Previous reporting by The Times illustrates that the production and employment crisis in Los Angeles predates the walkouts and can be largely attributed to an ongoing industry contraction following studios’ overspending during the streaming wars.

As a result, film, TV, commercial and other production activity in the first quarter of 2024 was about 20% below the five-year average, according to FilmLA, a nonprofit organization that tracks on-location production in the Greater Los Angeles area.

Meanwhile, job growth in “modern” entertainment sectors — identified as software publishing, video gaming, social media, streaming, performing arts, live sports and “independent artists” — rose 53% between 2013 and 2024, Otis College reported.

The fastest-growing corner of the entertainment industry in the county is software publishing (including video games), which has jumped 149% in the last decade.

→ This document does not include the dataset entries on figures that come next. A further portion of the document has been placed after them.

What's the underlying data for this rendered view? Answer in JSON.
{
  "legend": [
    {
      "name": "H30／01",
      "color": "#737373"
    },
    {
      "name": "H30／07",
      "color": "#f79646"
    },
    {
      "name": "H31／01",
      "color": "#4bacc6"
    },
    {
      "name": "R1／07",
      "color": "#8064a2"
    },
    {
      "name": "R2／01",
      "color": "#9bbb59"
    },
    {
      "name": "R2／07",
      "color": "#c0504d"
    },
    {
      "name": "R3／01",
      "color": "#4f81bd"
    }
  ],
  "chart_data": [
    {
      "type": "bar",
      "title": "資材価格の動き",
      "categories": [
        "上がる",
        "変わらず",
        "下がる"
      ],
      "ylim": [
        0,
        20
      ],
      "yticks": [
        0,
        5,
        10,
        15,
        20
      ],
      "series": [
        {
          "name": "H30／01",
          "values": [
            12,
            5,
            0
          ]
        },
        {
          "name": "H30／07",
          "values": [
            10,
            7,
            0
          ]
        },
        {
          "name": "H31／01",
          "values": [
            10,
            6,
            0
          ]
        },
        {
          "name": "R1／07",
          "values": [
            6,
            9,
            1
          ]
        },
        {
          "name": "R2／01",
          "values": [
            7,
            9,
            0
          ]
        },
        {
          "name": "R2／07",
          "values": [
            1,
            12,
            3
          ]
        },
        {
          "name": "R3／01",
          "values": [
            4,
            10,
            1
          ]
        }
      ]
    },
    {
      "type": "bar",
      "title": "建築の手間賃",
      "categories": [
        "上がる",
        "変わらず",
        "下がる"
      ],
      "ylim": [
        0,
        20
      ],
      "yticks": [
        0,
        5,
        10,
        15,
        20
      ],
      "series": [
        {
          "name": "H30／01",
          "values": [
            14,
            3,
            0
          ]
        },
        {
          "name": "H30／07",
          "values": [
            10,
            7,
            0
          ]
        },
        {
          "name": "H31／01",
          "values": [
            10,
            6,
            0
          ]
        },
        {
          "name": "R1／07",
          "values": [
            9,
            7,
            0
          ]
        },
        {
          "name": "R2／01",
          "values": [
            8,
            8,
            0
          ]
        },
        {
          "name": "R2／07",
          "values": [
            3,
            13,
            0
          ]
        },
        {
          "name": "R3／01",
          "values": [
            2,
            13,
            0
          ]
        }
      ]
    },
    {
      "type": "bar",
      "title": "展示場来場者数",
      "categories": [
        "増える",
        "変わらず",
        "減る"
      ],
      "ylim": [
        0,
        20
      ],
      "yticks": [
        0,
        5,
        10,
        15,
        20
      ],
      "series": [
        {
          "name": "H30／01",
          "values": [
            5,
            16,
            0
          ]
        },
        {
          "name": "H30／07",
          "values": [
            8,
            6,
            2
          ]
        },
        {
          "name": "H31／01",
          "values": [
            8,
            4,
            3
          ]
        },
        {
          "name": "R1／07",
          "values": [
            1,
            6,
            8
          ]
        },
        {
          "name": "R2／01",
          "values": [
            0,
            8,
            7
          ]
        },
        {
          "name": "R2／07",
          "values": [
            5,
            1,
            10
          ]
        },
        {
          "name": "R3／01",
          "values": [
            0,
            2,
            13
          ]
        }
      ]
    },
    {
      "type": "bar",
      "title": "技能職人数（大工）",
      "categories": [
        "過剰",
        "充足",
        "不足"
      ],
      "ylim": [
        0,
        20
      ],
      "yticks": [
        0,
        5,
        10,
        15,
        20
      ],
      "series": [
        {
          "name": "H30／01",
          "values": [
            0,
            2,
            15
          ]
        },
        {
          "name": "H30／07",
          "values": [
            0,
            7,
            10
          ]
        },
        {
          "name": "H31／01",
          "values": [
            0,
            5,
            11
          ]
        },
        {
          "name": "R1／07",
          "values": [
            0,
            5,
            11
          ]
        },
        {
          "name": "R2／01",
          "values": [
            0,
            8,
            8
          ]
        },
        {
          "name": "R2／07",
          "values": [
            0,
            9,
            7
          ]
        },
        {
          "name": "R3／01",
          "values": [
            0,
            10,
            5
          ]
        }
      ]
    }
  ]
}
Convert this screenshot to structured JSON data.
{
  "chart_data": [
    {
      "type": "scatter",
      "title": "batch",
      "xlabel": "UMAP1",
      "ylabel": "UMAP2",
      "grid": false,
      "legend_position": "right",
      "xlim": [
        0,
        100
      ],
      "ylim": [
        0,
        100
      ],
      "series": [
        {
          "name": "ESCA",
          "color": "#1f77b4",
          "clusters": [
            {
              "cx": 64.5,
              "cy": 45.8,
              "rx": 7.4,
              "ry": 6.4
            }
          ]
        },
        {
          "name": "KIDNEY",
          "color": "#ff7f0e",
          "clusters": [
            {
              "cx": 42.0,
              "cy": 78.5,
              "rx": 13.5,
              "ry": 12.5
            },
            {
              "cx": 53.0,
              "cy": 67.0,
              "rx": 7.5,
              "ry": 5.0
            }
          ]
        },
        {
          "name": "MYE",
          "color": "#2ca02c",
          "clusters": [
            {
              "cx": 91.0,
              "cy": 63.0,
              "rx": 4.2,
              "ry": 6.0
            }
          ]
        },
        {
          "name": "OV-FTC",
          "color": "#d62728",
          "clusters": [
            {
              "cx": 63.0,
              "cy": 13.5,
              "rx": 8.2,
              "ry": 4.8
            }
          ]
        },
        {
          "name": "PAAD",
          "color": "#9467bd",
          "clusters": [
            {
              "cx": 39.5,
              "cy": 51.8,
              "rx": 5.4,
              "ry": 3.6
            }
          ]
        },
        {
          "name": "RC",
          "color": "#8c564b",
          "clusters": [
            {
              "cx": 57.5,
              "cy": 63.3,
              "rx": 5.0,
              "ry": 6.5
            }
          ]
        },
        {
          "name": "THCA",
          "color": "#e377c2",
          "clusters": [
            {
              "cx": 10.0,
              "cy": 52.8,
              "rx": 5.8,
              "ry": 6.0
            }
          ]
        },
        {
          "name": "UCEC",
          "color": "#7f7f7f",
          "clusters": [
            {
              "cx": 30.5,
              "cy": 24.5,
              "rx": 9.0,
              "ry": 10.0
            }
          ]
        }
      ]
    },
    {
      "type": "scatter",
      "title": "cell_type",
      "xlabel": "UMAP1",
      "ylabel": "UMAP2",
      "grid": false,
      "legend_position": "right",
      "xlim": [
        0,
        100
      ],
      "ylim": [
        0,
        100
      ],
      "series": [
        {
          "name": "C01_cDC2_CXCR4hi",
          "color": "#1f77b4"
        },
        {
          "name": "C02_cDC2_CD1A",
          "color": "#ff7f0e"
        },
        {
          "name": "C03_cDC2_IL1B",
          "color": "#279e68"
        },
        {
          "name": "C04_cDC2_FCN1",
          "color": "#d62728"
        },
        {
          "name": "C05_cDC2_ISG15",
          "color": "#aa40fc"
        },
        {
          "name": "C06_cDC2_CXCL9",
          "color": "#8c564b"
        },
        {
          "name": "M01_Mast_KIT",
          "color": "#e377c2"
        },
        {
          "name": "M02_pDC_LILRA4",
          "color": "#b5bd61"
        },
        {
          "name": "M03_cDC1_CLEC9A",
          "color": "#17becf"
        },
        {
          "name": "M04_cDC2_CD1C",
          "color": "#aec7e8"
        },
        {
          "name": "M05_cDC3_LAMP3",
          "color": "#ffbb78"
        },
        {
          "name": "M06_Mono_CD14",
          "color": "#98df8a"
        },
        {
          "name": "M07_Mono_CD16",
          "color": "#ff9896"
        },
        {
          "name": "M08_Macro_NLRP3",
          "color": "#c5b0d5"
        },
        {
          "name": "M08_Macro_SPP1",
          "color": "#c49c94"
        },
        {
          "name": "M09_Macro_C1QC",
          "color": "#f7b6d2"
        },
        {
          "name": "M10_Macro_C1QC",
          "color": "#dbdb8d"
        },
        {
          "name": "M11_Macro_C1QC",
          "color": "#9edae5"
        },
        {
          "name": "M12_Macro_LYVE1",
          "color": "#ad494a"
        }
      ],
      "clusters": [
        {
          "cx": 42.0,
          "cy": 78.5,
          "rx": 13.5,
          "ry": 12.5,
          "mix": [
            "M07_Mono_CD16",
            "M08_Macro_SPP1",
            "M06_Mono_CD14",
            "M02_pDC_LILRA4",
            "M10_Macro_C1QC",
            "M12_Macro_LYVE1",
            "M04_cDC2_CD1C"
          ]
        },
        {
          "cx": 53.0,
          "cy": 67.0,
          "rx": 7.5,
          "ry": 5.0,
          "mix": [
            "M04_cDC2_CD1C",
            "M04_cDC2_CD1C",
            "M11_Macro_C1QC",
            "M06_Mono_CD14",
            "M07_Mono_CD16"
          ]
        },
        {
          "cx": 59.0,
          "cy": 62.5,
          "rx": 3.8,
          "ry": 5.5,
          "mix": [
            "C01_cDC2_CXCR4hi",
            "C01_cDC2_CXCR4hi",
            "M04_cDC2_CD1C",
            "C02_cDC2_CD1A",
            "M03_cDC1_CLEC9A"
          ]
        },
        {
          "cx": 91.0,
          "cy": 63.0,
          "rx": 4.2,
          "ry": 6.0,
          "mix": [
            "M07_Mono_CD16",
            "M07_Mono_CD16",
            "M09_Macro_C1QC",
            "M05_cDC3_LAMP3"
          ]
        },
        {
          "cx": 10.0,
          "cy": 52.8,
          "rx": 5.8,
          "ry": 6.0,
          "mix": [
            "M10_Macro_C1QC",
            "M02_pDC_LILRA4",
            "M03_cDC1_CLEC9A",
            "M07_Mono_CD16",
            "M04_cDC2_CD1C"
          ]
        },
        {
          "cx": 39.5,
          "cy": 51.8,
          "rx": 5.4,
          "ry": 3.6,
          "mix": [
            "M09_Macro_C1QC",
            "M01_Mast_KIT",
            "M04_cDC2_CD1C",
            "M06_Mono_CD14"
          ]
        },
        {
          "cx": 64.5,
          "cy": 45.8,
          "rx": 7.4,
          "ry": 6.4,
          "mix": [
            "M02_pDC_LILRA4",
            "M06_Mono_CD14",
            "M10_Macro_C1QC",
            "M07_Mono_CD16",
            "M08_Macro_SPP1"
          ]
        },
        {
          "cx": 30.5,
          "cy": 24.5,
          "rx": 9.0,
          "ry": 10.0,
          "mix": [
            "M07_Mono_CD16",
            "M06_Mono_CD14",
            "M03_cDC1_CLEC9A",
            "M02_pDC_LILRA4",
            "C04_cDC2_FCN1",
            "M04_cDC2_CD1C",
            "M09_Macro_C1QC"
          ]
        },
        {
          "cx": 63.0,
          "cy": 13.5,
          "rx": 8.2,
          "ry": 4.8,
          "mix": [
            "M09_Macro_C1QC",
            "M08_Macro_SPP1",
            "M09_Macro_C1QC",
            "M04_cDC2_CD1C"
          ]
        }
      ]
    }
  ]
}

Film, TV and traditional publishing are the only areas that have seen a decline.

The report also determined that the number of college-educated workers in the Los Angeles entertainment industry increased from 46% to 68% between 2000 and 2022.

Creative and management positions accounted for 59% of entertainment jobs in 2013 and had risen to 66% by 2022. Meanwhile, the amount of manual occupations, such as transportation, cleaning, groundskeeping and construction, had declined.

Additionally, the entertainment workforce over the last decade has become more racially diverse. The share of white workers in creative fields decreased between 2013 and 2022, while employment for all other racial groups grew, the report indicates.

“My hope is that the trends identified in this study and our ongoing Otis College Report on the Creative Economy give industry leaders and policymakers insight into the needs of an evolving workforce,” Charles Hirschhorn, president of Otis College, said in a statement, “one that requires more training, investment and education than ever before.”